Rough Trade, 2009

When Victoria Bergsman left the Concretes a few years ago it appeared as if she was finished with the music industry. Leaving a band about to make it big is not often a smart career move but then again Victoria doesn’t seem to be the person that is afraid to break norms or take alternative routes. Her new album demonstrates this more than anything. In recording East of Eden, her second album as Taken by Trees, Victoria took the path south of the Himalayas and east of Persian Gulf to the city of Lahore in Pakistan to discover the rhythms of the east.

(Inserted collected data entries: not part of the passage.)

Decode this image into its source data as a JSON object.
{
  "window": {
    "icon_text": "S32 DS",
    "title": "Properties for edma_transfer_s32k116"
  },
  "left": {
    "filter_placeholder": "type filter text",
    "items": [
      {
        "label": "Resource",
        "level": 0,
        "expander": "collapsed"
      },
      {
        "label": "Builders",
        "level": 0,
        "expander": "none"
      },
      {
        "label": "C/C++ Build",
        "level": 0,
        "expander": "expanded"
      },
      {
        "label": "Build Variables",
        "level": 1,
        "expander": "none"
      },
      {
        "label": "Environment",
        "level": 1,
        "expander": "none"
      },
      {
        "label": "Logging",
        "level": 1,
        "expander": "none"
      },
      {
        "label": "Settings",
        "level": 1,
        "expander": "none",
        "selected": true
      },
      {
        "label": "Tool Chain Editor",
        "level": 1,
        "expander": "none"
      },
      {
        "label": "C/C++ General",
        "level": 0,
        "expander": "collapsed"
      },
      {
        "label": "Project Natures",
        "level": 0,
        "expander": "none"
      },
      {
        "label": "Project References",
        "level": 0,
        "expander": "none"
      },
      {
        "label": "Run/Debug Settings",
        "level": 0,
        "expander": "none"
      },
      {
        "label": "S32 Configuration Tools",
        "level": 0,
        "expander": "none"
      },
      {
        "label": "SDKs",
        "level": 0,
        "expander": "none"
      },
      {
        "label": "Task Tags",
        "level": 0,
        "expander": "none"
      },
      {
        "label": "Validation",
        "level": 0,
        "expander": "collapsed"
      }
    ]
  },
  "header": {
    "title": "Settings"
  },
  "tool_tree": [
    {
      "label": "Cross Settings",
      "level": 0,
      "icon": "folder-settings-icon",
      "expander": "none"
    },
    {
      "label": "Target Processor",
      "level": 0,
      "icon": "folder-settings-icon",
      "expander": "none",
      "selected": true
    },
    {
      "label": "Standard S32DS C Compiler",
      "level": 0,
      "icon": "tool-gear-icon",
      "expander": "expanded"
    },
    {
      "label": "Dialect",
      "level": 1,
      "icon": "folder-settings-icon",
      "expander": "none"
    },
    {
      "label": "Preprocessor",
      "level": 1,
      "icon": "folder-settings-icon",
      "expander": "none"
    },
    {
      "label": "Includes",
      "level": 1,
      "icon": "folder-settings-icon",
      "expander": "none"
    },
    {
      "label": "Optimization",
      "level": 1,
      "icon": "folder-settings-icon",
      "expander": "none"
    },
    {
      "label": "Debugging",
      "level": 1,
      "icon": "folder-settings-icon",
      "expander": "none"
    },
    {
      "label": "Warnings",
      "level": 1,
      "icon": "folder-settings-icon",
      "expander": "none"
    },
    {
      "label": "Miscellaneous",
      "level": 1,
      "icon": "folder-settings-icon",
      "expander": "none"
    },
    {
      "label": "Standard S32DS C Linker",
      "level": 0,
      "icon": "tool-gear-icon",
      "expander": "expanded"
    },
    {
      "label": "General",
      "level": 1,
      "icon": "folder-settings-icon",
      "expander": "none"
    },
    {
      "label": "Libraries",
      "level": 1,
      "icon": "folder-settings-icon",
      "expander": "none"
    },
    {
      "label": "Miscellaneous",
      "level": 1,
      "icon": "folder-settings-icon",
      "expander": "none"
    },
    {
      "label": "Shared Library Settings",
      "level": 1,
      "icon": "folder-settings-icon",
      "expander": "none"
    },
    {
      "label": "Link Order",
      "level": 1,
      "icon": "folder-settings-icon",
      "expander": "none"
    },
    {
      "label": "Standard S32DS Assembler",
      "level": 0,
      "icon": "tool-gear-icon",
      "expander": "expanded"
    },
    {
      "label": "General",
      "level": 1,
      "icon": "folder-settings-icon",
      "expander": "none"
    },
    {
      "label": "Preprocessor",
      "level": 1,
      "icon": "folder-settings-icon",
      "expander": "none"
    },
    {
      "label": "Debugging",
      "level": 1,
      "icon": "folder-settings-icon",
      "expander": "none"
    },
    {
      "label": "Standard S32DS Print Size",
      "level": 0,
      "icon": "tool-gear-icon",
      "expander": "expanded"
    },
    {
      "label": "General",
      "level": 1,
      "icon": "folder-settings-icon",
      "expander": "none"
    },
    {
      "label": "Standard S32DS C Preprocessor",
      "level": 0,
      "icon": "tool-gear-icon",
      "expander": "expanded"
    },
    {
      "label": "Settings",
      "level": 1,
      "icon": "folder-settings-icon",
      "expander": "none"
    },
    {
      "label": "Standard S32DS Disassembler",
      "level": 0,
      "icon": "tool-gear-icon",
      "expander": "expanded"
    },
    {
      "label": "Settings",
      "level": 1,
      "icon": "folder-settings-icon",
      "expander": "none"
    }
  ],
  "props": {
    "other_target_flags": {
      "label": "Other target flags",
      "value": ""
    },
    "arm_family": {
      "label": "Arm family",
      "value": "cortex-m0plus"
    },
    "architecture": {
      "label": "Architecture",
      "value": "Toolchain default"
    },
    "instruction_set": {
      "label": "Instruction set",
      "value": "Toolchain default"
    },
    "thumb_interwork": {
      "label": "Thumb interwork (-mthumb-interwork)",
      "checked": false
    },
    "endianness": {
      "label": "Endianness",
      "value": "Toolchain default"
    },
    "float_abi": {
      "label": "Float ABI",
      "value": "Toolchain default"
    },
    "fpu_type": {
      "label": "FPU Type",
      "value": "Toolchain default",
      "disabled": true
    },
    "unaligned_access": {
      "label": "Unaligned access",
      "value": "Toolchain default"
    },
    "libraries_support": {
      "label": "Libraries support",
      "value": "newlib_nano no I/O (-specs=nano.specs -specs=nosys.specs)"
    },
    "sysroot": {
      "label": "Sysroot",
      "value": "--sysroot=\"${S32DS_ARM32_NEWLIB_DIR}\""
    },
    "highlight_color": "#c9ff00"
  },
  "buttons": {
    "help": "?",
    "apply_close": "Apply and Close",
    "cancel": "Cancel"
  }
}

By overcoming cultural differences, struggles to keep the electricity going and through encounters and cooperation with Sufi musicians an album out of the ordinary has been created. While Open Field was a minimalist album with few instruments on every song East of Eden contains far more layers. The South Asian influences can be heard more or less throughout the album with local musicians doing backing vocals, traditional South Asian drums and various flutes frequently being used. It would however be erroneous to place the album within the category of world music. Victoria is after all the Swedish crown princess of indiepop. Her twee-like voice  and the straightforward and somewhat melancholy lyrics on the album verify this.

Opening track, “To Lose Someone” best encompasses the different influences. It‘s a gentle pop song but with an extra spice to it through the various Pakistani instruments being used. The mark of Dan Lissvik (one half of Swedish production team “Studio”), who helped produced the album, is also noticeable with certain rhythms and the beats of soft drums (not bongos but dholak and tabla) which brings to mind his band. East of Eden is also at times reminiscent of El Perro del Mar’s new album, perhaps a result of both being produced by members of Studio with Sarah Assbring (El Perro del Mar) herself contributing backing vocals on the album.

East of Eden at times does suffer from tracks running too similar to each other, but there are some exceptions. In “Tidens Gång” Victoria sings in her native tongue and sadly enough it doesn’t seem to fit. It’s not that she sings in Swedish (“Bekännelse”, also in Swedish fits beautifully), it’s rather the sound of the song which departs from the rest of the album, bringing troubadours from the early 1970s to mind. It all falls into place though with Victoria’s reinterpretation of Animal Collective’s “My Girls” in “My Boys”. Victoria makes it her own by mixing the influences from her past with her current surrounding just right. The second album can be the hardest one to produce and Bergsmen hasn’t taken the easy path. The end result is delightful and one that surprises. Hopefully it will inspire other acts to choose more unconventional routes in their creative process.